In basic terms, the rough outline of the steps to be applied are as follows:
1) Read the case and reach a hypothesis
2) Create a storyline and build a 'ghost' presentation
3) Do more research and analysis to build out the presentation
4) Challenge recommendations/anticipate counter arguments
So far, so simple. But the real challenge is to ensure that you—whether as an individual or part of a team—are thorough.
Consider the example of one case, where one question was whether to expand internationally.
The first level of analysis is a go/no go decision on expansion
The second level is which geographic regions to consider,
The third is for the specific region—which countries to consider (and rank order them)
The fourth level is to determine the exact method of entry and how that may differ by country and also compared to the existing current model.
That level of rigor enables you to not only have a concrete, reasoned recommendation, but also to easily answer questions as to why you did not go to certain countries/regions. When those questions will come, you will be in the position of having answers which are detailed, cogent and fact-based, enabling one to demonstrate the thoroughness of the analysis
In terms of the skills required to successfully approach case studies one cannot stress the importance of analytical, effective communication and interpersonal skills, as well as having the ability to ask the right questions to elicit the information necessary to crack the case.
One needs to tackle problems from a cross-functional perspective and be a cross-functional thinker. This allows you to address a case question from multiple perspectives as opposed to your prior role or industry.
The perils of preparation
Practice is the enabler which makes one become good at filtering information, coming up with hypothesis, criteria, and doing the analysis.

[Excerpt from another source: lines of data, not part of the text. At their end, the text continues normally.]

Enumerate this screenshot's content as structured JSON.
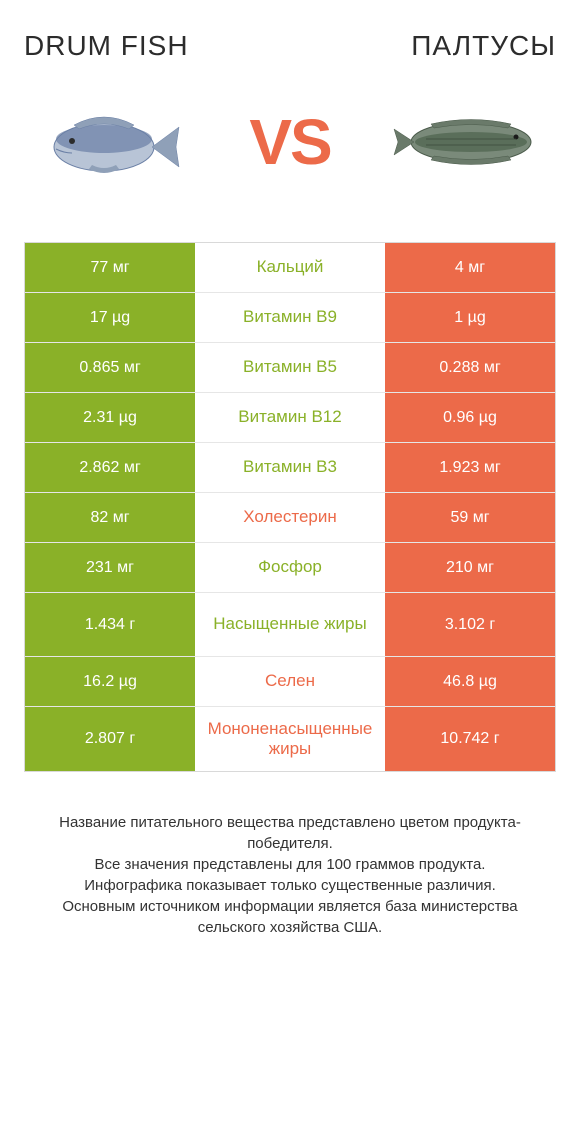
{
  "header": {
    "left_title": "Drum fish",
    "right_title": "Палтусы",
    "vs": "VS"
  },
  "colors": {
    "green": "#8ab128",
    "orange": "#ec6a49",
    "white": "#ffffff",
    "text": "#333333",
    "fish_blue": "#6a7fa5",
    "fish_green": "#5a6e5a"
  },
  "rows": [
    {
      "left": "77 мг",
      "label": "Кальций",
      "right": "4 мг",
      "winner": "left",
      "tall": false
    },
    {
      "left": "17 µg",
      "label": "Витамин B9",
      "right": "1 µg",
      "winner": "left",
      "tall": false
    },
    {
      "left": "0.865 мг",
      "label": "Витамин B5",
      "right": "0.288 мг",
      "winner": "left",
      "tall": false
    },
    {
      "left": "2.31 µg",
      "label": "Витамин B12",
      "right": "0.96 µg",
      "winner": "left",
      "tall": false
    },
    {
      "left": "2.862 мг",
      "label": "Витамин B3",
      "right": "1.923 мг",
      "winner": "left",
      "tall": false
    },
    {
      "left": "82 мг",
      "label": "Холестерин",
      "right": "59 мг",
      "winner": "right",
      "tall": false
    },
    {
      "left": "231 мг",
      "label": "Фосфор",
      "right": "210 мг",
      "winner": "left",
      "tall": false
    },
    {
      "left": "1.434 г",
      "label": "Насыщенные жиры",
      "right": "3.102 г",
      "winner": "left",
      "tall": true
    },
    {
      "left": "16.2 µg",
      "label": "Селен",
      "right": "46.8 µg",
      "winner": "right",
      "tall": false
    },
    {
      "left": "2.807 г",
      "label": "Мононенасыщенные жиры",
      "right": "10.742 г",
      "winner": "right",
      "tall": true
    }
  ],
  "footer": {
    "line1": "Название питательного вещества представлено цветом продукта-победителя.",
    "line2": "Все значения представлены для 100 граммов продукта.",
    "line3": "Инфографика показывает только существенные различия.",
    "line4": "Основным источником информации является база министерства сельского хозяйства США."
  }
}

Focus on the data—and only the data
The key to success is not fancy slides or groundbreaking insights but a rigorous, data-driven approach to solving the problem in a methodical and reasoned way.
Also, resist the temptation to think too big with their answers: Suggesting something dramatic in one's recommendation should be backed up by a well reasoned and developed decision.
Depending on the case, an incremental, well thought-out approach may make more sense than a drastic change.